Tarım alanında çöküş aniden oluşmadı. Her şey yavaş yavaş oldu. Bir gerçek var ki; AB ülkeleri ve ABD'nin refahı için bizim gibi ülklelerin sömürülmesinden geçer. Sömürebilmesi için,ülkeleri borçlandırırlar ve sonra kendilerine uygun bir hükümet vasıtasıyla,kendi çıkarlarını kollayan yasalar çıkarttırırlar. Ülkemizde tarımın yok edilmesi süreci şu şekilde gelişmiştir.
24 Ocak 1980 kararları ile başlamıştır. 1980 darbesiyle uygulanmıştır.
Tarımda korumacılığın kaldırılması ve desteklemenin azaltılması istendi.
Gümrük tarifeleri düşürüldü, köylü terbiye etmek için ihracatın önü açıldı.
Çünkü o dönemde Avrupa birliği ülkelerinde tarım ve hayvan stokları çok fazlaydı.
Stokların eritilmesi için dünya bankası devreye sokuldu.
Ucuz kredi verilerek damızlık inek satıldı.
Türkiye 40 yıllık süre içerisinde ABD ve AB ülkelerinden bir milyon başın üstünde sığır satın aldı. Fakat alt yapı yetersizliğinden yarısına yakını kasaplık et oldu.
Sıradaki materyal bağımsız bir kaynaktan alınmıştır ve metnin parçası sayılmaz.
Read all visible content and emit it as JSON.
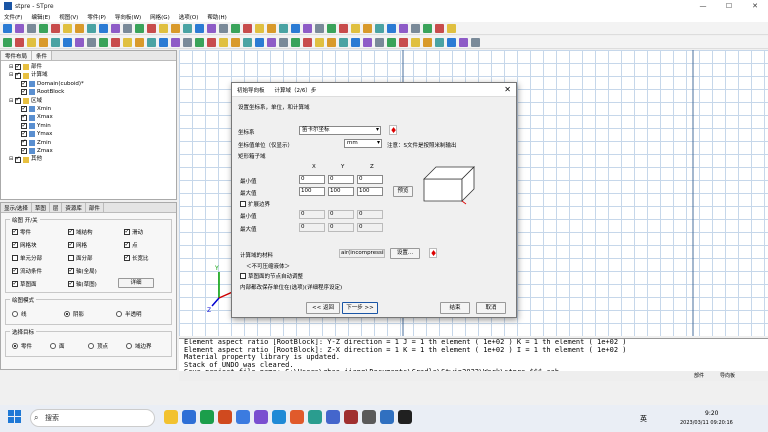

Bir kısmı da öldü.
10 Ocak 1996 yılında IMF’ye verilen taahhüt gereği destekleme alımlarına giren ürün sayısını azalttılar.
Yine; 10 Ocak 1996 tarihinde devreye giren gümrük birliği ile tarıma, dışardan alımlarda konulan kısıtlamalar kaldırıldı. Tarım ürünlerinde fiyat belirlemeyi piyasaya bıraktılar.
AKP döneminde yapılan özelleştirmelerle de tarım ve hayvancılık tamamen çökertildi. Tarımda yoksullaşan ve işsiz kalan aileler şehirlere göç etti. Üretmeyince dışarıya satmaz olduk ve dışardaki pazarımızı da kaybettik. Dışardan gelen her türlü gıda,ülkemiz köylüsüne vurulan bir darbedir. Aynı zamanda ürün aldığımız ülkenin köylüsünü kalkındırmış oluyorsunuz?
Ülkemde insan hayatı bu kadar ucuz olmamalı. Hazır gıdaların hasta yaptığı,hastanelerinin modern ama hastalıkların iyileşmediği, çokuluslu ilaç şirketlerine bağımlı hale geldiğimiz, hibrit tohuma muhtaç bırakıldığımız bir ülkeye dönmüş vaziyetteyiz. Gıdanın ateş pahası olduğu,dinin satıldığı,sahtekarların ve dolandırıcıların cirit attiği bir ülke ne kadar ayakta kalabilir?
Her ülke kendi ülkesinin menfaatlerini kollarken,bizim fütürsüzce hareket etmemiz,geleceğimiz acısından bizi sıkıntıya sokacağı muhakkakdır. Kanada'da bir ağaç dalını kırmanın cezası varken, aynı kanada ülkesinin şirketi benim ülkemde ağaç katlıamı yapabilmektedir.
Neden mi?
Kendi ülkesinin refahı için.
Çıkartacağı aldının,beyan ettiğinin yüzde beşini devlet payı olarak verecek,yüzde doksan beşini kendi ülkesine götürecektir. Hem toprağımızı zehirleyecek,ormanımızı yok edecek hem de çıkarttığı altını almak istediğimde bana satacaktır. Bunca eziyete ve zülme karşılık vereceği devede kulak; sadece yüzde beş. Benim ülkemde bu madeni insanca çıkartabilecek bir şirket yok mudur? Mühendis mi yetiştiremedik? Demir madenimimiz mi yok?
Nedir mesele? Küresel şirketlere köle olmak mı?